From your questions I suspect that this

is the right answer. However I maybe wrong if my response below doesn’t apply to you.

  1. Do you mean that you get different results when streaming from RTSP? If so the most common cause of this is that you are not requesting frames fast enough and they are being lost.
  2. If (1) then calling cv.imshow() is just compounding your issue by adding extra delay.
  3. If you mean for compatibility with OpenCV then any which support RTSP should work. That said there are so many camera’s on the market that its impossible to predict how they will perform so I would test some camera’s, choosing ones provide the resolution/quality you require.
  4. Is this on a single system, which GPU are you using for this? This will only be possible if you decode on the GPU (not cv.VideoCapture). I can’t see any way around using threads for this, at least one per camera.

Thanks a lot for answer!

  1. I mean that I try to use my local machine and server. From server and local I 've different results (bc yolo detect with different velocity.
  2. Understood!
  3. Understood!
  4. I need turn on a lot of cameras for my system (through server). I thought that I can do it with threads. I need to connect camera with yolo (pretrained with my custom dataset) and turn on parallely 100 cams.
    How can I do it?

statements like these tell me this task exceeds your training and expertise significantly. I’m not saying threads are bad. I’m saying, if that’s the level you’re thinking about this, you are missing the big picture.

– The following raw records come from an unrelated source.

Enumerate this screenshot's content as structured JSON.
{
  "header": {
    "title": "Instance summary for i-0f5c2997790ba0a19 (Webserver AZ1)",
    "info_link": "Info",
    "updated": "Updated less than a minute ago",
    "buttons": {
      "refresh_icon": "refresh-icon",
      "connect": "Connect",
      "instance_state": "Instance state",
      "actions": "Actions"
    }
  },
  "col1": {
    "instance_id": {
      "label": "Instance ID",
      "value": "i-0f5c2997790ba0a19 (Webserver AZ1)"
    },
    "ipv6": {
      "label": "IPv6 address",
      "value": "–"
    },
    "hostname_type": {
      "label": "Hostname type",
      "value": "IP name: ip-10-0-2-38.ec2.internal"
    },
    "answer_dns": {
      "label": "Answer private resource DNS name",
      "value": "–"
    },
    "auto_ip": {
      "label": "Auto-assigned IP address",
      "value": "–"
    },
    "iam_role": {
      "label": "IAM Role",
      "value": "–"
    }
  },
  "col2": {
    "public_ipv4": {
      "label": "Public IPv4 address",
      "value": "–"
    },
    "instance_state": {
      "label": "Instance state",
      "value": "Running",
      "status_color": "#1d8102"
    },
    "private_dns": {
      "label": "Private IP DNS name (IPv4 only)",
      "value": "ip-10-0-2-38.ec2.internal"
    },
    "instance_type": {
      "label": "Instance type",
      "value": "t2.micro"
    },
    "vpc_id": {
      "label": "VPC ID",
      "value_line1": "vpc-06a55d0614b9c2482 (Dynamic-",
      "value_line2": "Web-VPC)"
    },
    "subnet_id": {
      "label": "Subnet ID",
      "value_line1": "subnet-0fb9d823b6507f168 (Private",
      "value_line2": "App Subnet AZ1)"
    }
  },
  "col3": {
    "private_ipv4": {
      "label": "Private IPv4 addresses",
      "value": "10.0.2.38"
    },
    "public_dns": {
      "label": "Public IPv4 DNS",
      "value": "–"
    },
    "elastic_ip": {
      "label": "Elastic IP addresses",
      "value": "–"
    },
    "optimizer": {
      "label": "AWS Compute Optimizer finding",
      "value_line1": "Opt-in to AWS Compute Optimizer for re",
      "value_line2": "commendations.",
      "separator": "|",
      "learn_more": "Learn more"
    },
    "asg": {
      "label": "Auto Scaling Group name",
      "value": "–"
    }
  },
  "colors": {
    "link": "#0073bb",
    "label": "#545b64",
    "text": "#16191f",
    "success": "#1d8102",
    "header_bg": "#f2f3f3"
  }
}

there is simply no way you’re gonna decode and run AI on 100 video streams on a single computer.

you can do some napkin math. your bottlenecks will be the AI inference and the actual video decoding.

you need to deploy “smart cameras” that do the processing right there at the edge, and only report the important data back (detections/counts).

industrial vision does that all the time. there are manufacturers that simply make those things (and all the smarts that go into them), and there are integrator companies that know how to use those things and will deliver you an entire solution including setup and operation.